A VVTI/phaser failure won't allow valve contact with pistons--that I can conceive-- but sure can make it run crappy and of course make a racket.

If you are not getting misfire codes and misfire counters (if you have the ability to read them) are OK, and the noise is from the head, then from what you shared, the engine may be sound overall and just need VVTi work, or a used head. No idea on cost, as I haven't had to do that type of work on my Mazda.

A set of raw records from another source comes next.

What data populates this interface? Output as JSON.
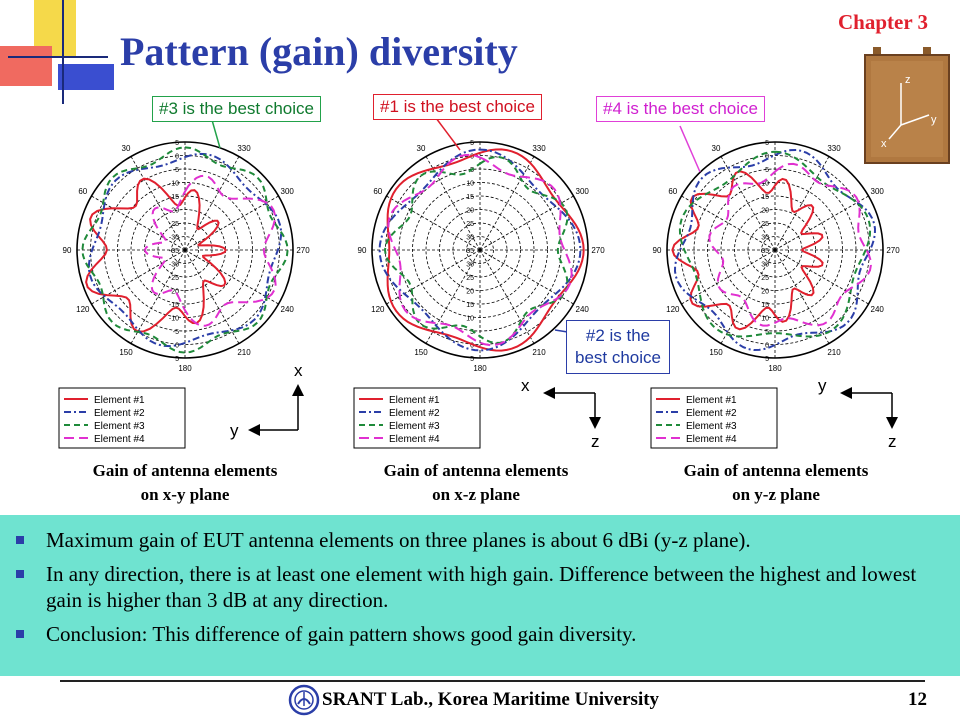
{
  "title": "Pattern (gain) diversity",
  "chapter": "Chapter 3",
  "callouts": {
    "c3": "#3 is the best choice",
    "c1": "#1 is the best choice",
    "c4": "#4 is the best choice",
    "c2_line1": "#2 is the",
    "c2_line2": "best choice"
  },
  "polar": {
    "angle_labels": [
      "330",
      "300",
      "270",
      "240",
      "210",
      "180",
      "150",
      "120",
      "90",
      "60",
      "30"
    ],
    "left_radial_labels": [
      "5",
      "0",
      "-5",
      "-10",
      "-15",
      "-20",
      "-25",
      "-30",
      "-35",
      "-30",
      "-25",
      "-20",
      "-15",
      "-10",
      "-5",
      "0",
      "5"
    ],
    "middle_radial_labels": [
      "5",
      "0",
      "5",
      "10",
      "15",
      "20",
      "25",
      "30",
      "35",
      "30",
      "25",
      "20",
      "15",
      "10",
      "5",
      "0",
      "5"
    ],
    "right_radial_labels": [
      "5",
      "0",
      "5",
      "10",
      "15",
      "20",
      "25",
      "30",
      "35",
      "30",
      "25",
      "20",
      "15",
      "10",
      "5",
      "0",
      "5"
    ]
  },
  "legend": [
    "Element #1",
    "Element #2",
    "Element #3",
    "Element #4"
  ],
  "axes": {
    "xy": {
      "vertical": "x",
      "horizontal": "y"
    },
    "xz": {
      "vertical": "z",
      "horizontal": "x"
    },
    "yz": {
      "vertical": "z",
      "horizontal": "y"
    }
  },
  "captions": {
    "c1_line1": "Gain of antenna elements",
    "c1_line2": "on x-y plane",
    "c2_line1": "Gain of antenna elements",
    "c2_line2": "on x-z plane",
    "c3_line1": "Gain of antenna elements",
    "c3_line2": "on y-z plane"
  },
  "bullets": [
    "Maximum gain of EUT antenna elements on three planes is about 6 dBi (y-z plane).",
    "In any direction, there is at least one element with high gain. Difference between the highest and lowest gain is higher than 3 dB at any direction.",
    "Conclusion: This difference of gain pattern shows good gain diversity."
  ],
  "photo_labels": {
    "z": "z",
    "x": "x",
    "y": "y"
  },
  "footer": "SRANT Lab., Korea Maritime University",
  "page_number": "12",
  "colors": {
    "title": "#2b3ea8",
    "chapter": "#e0202e",
    "element1": "#e0202e",
    "element2": "#2b3ea8",
    "element3": "#1f8a3a",
    "element4": "#e030d0",
    "summary_bg": "#6fe3d0"
  }
}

If it were mine, I'd pull the valve cover, clean out the oil control valve with carb cleaner, bench test the oil valve for free movement, remove the VVTi phaser to inspect, and clean that as well. Essentially free, other than time. Having the valve cover off will also permit close inspection of the valve train, evidence of shellac, sludge, lobe damage, etc.
 
Sounds like a good plan, thanks again! Hopefully we can tell if the timing chain is loose with only the valve cover off?
Oh, and can you tell if the phaser is bad by looking at it?
I forgot to mention that the tow truck guy said the car ran through the gears well, as he actually drove it home. Just in limp mode I assume. I'm not going to start it again until it's fixed, for fear of more damage
 
I've never had one of these apart, but from teardown videos, you can see the chain and should be able to feel the tension with the valve cover removed. Pretty sure you'll have to remove the phaser to inspect internals.
 
Sounds good. He pulled the codes with a higher end tool, so pretty sure it only had those 2 fault codes

I've found where there's a couple of instances of timing chain issues, but it looks rare. And, it looked like the phasers are really reliable in the 2nd gens, but the 1st gens had lawsuits over failures?

These must not fail much or there would be more commentary I assume. I'll take that as a good sign😀
Thank you AVC for pointing me in a good direction!